UPDATE ON COASTAL PROTECTION: In Oct 2019, we told you about the event ELC staff and students attended to help West Coast Environmental Law and the Canadian Parks and Wilderness Society raise awareness with MLAs about the need for a Coastal Protection Strategy. In November, the new provincial government’s mandate letters to five ministries gave high priority to a coastal strategy. The letters commit to developing “a new provincial coastal strategy to better protect coastal habitat while growing coastal economies.”
UPDATE ON MINING LAW REFORM: ICYMI, the BC Mining Law Reform Network has a new video likening the polluter pay rules, which 90% of British Columbians support, to the leave-it-better-than-you-found-it rules for campsites.
Last year, the ELC joined with organizations throughout the province to launch the BC Mining Law Reform platform, which is intended to guide mining law reform in BC for the next decade. For a concise information on what changes are necessary and why, see the BC Mining Law Network’s Fact Sheet.
GREEN BYLAWS RESOURCE: In October, the Comox Valley Conservation Partnership engaged ELC Executive Director Deborah Curran and ELC alum Erin Gray to provide a deep dive into Development Permit Areas for Protection of the Natural Environment (EDPAs). With local government councillors and staff, consultants, and community members participating, the workshop explored the strengths and weaknesses of this site-specific regulation with a focus on its potential for promoting connectivity and the protection of ecologically sensitive areas across a local jurisdictions.
UPDATE ON INDIGENOUS GUARDIANS WORK: Since sharing news in our last newsletter about the case we prepared with First Nations Fisheries and Energy Council to support Indigenous Guardian Networks, Canada launched the first Indigenous-led Canadian Coast Guard Auxiliary in BC.

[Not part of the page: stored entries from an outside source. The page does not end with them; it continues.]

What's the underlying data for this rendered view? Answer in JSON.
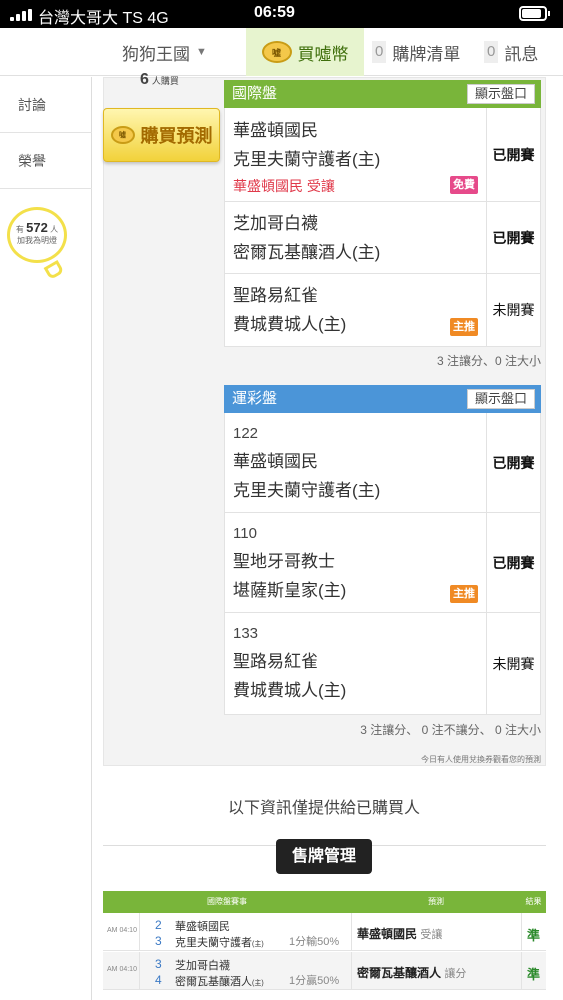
{
  "status_bar": {
    "carrier": "台灣大哥大 TS   4G",
    "time": "06:59",
    "battery_level": 0.85
  },
  "nav": {
    "kingdom": "狗狗王國",
    "coin_logo": "噓",
    "coins": "買噓幣",
    "cart_count": "0",
    "cart": "購牌清單",
    "msg_count": "0",
    "msg": "訊息"
  },
  "sidebar": {
    "discuss": "討論",
    "honor": "榮譽",
    "fans_prefix": "有",
    "fans_count": "572",
    "fans_unit": "人",
    "fans_sub": "加我為明燈"
  },
  "buy": {
    "count": "6",
    "count_unit": "人購買",
    "button": "購買預測"
  },
  "international": {
    "title": "國際盤",
    "show_btn": "顯示盤口",
    "matches": [
      {
        "team1": "華盛頓國民",
        "team2": "克里夫蘭守護者(主)",
        "concede": "華盛頓國民 受讓",
        "tag": "免費",
        "status": "已開賽"
      },
      {
        "team1": "芝加哥白襪",
        "team2": "密爾瓦基釀酒人(主)",
        "status": "已開賽"
      },
      {
        "team1": "聖路易紅雀",
        "team2": "費城費城人(主)",
        "tag": "主推",
        "status": "未開賽"
      }
    ],
    "summary": "3 注讓分、0 注大小"
  },
  "lottery": {
    "title": "運彩盤",
    "show_btn": "顯示盤口",
    "matches": [
      {
        "num": "122",
        "team1": "華盛頓國民",
        "team2": "克里夫蘭守護者(主)",
        "status": "已開賽"
      },
      {
        "num": "110",
        "team1": "聖地牙哥教士",
        "team2": "堪薩斯皇家(主)",
        "tag": "主推",
        "status": "已開賽"
      },
      {
        "num": "133",
        "team1": "聖路易紅雀",
        "team2": "費城費城人(主)",
        "status": "未開賽"
      }
    ],
    "summary": "3 注讓分、 0 注不讓分、 0 注大小",
    "note": "今日有人使用兌換券觀看您的預測"
  },
  "info_text": "以下資訊僅提供給已購買人",
  "sale_button": "售牌管理",
  "table": {
    "headers": [
      "國際盤賽事",
      "預測",
      "結果"
    ],
    "rows": [
      {
        "time": "AM 04:10",
        "n1": "2",
        "t1": "華盛頓國民",
        "n2": "3",
        "t2": "克里夫蘭守護者",
        "home": "(主)",
        "odds": "1分輸50%",
        "pick": "華盛頓國民",
        "pick_note": "受讓",
        "result": "準"
      },
      {
        "time": "AM 04:10",
        "n1": "3",
        "t1": "芝加哥白襪",
        "n2": "4",
        "t2": "密爾瓦基釀酒人",
        "home": "(主)",
        "odds": "1分贏50%",
        "pick": "密爾瓦基釀酒人",
        "pick_note": "讓分",
        "result": "準"
      }
    ]
  },
  "colors": {
    "green": "#79b53a",
    "blue": "#4b95d8",
    "gold": "#f2d23a"
  }
}
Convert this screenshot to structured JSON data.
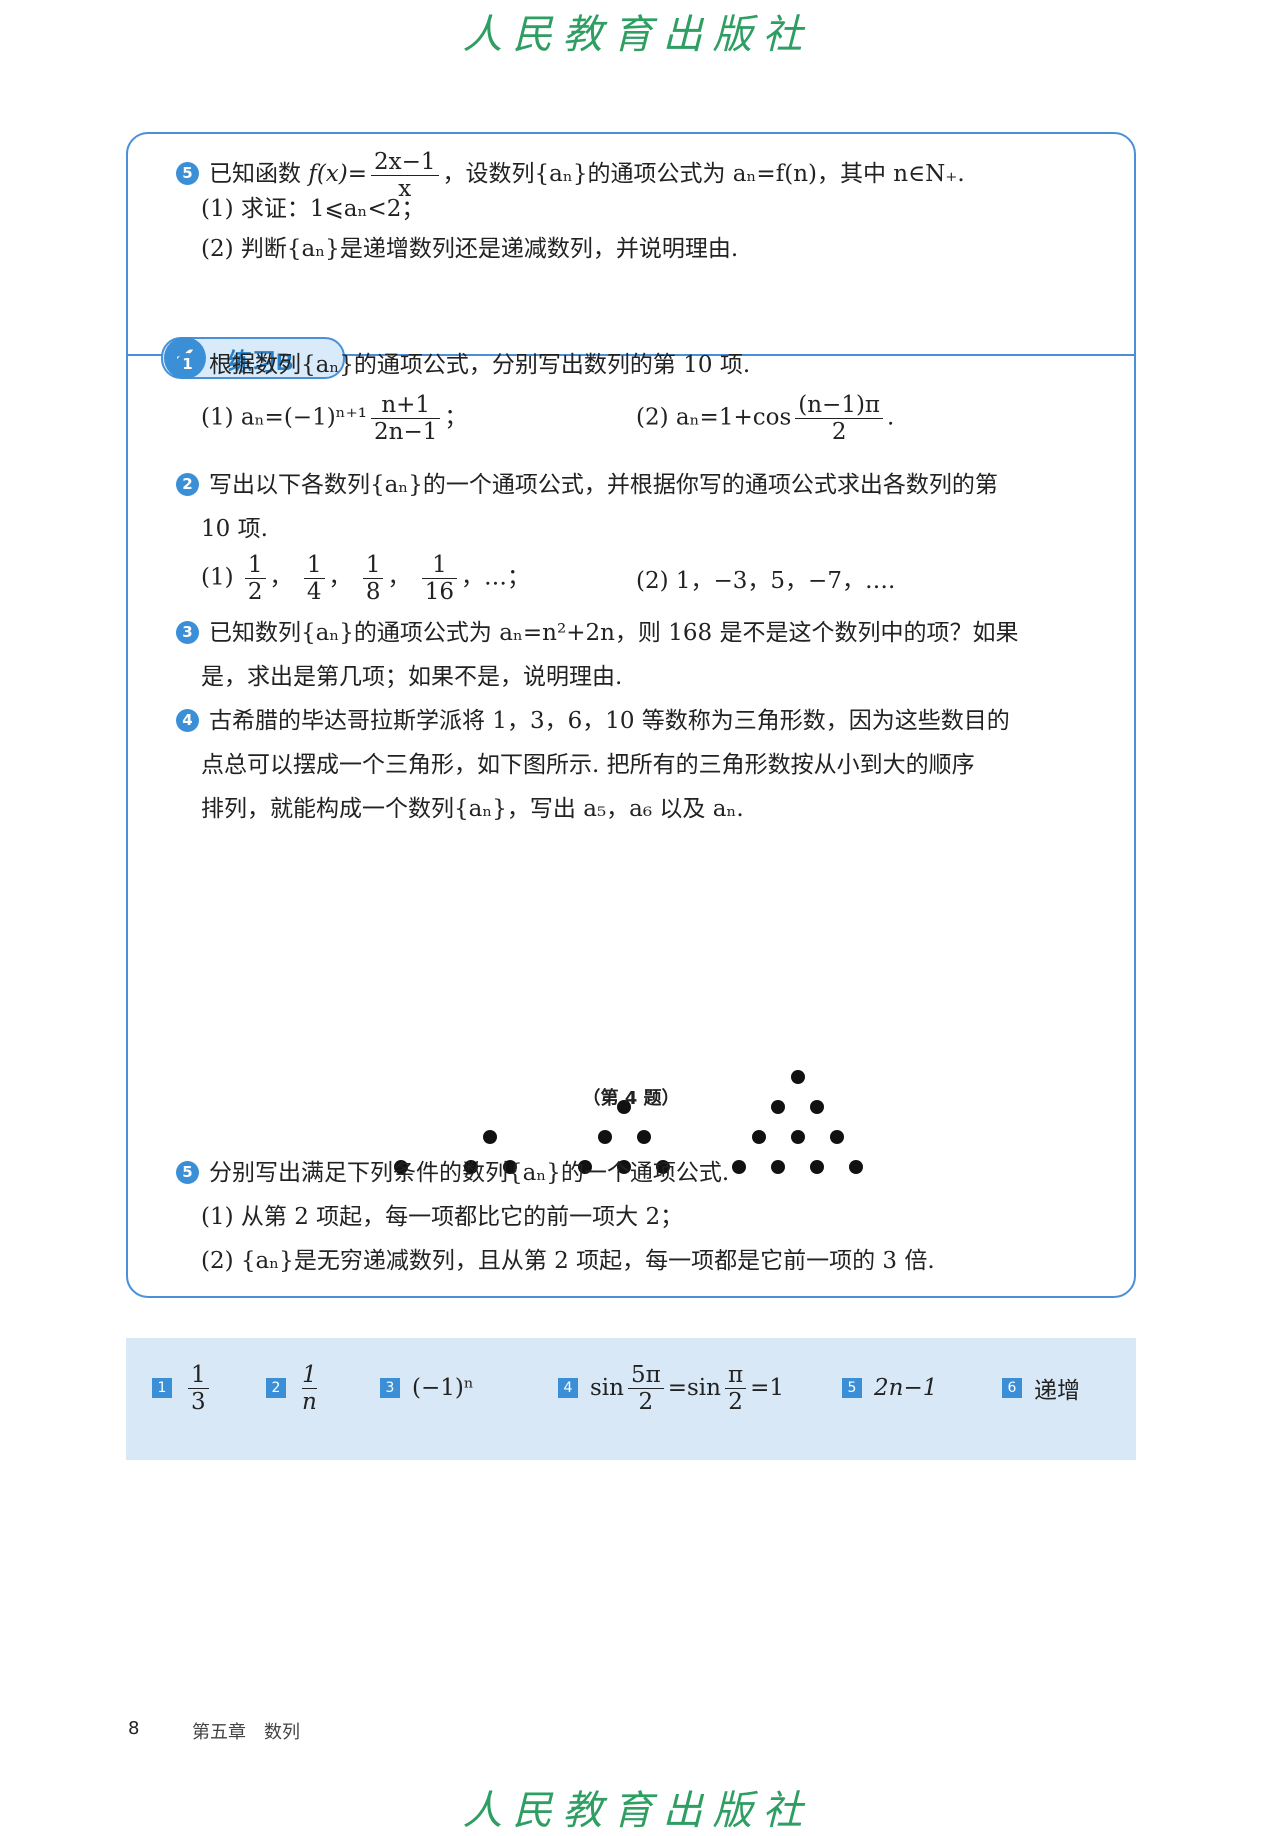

THANK YOU to ELC Associates and presenters Deborah Curran and Val Napoleon for their participation our most recent webinar looking at Tools for Accessing Indigenous Laws.
CONGRATS to Alum Ryan Solcz (ELC Clinic Fall 2014) for launching his small business podcast Jurble Law Pod with Ryan and Christian.
CONGRATS to our colleague Merrell-Ann Phare on the launch of her podcast Porcupine that explores reconciliation between indigenous and non-indigenous Canadians.
CONGRATS to our colleagues and ELC alumni who worked on the lawsuit against Canadian mining company Nevsun, which has settled the lawsuit against it for slavery and other human rights abuses in Eritrea. The lawsuit was brought in Canadian courts for company activities in Eritrea. ( map)
SHOUT OUT to Alum Adam Campbell (ELC Clinic Spring 2010) for his work on men’s mental health. Adam joined with three other men to share their stories and experiences in the hopes of breaking the stigmas around men’s mental health in the Global News series: Strong but not Silent Series (Adam’s story).
CONGRATS to Alum Michaelin Scott (ELC Board 2007-2009 and ELC Coop Student Spring 2008) and her partner Faiz, who had baby Sophia last May.
CONGRATS to Alum Katie Duke (ELC Clinic Spring 2013, ELC Board 2012-2014) and her partner Craig, who had baby Maya in August.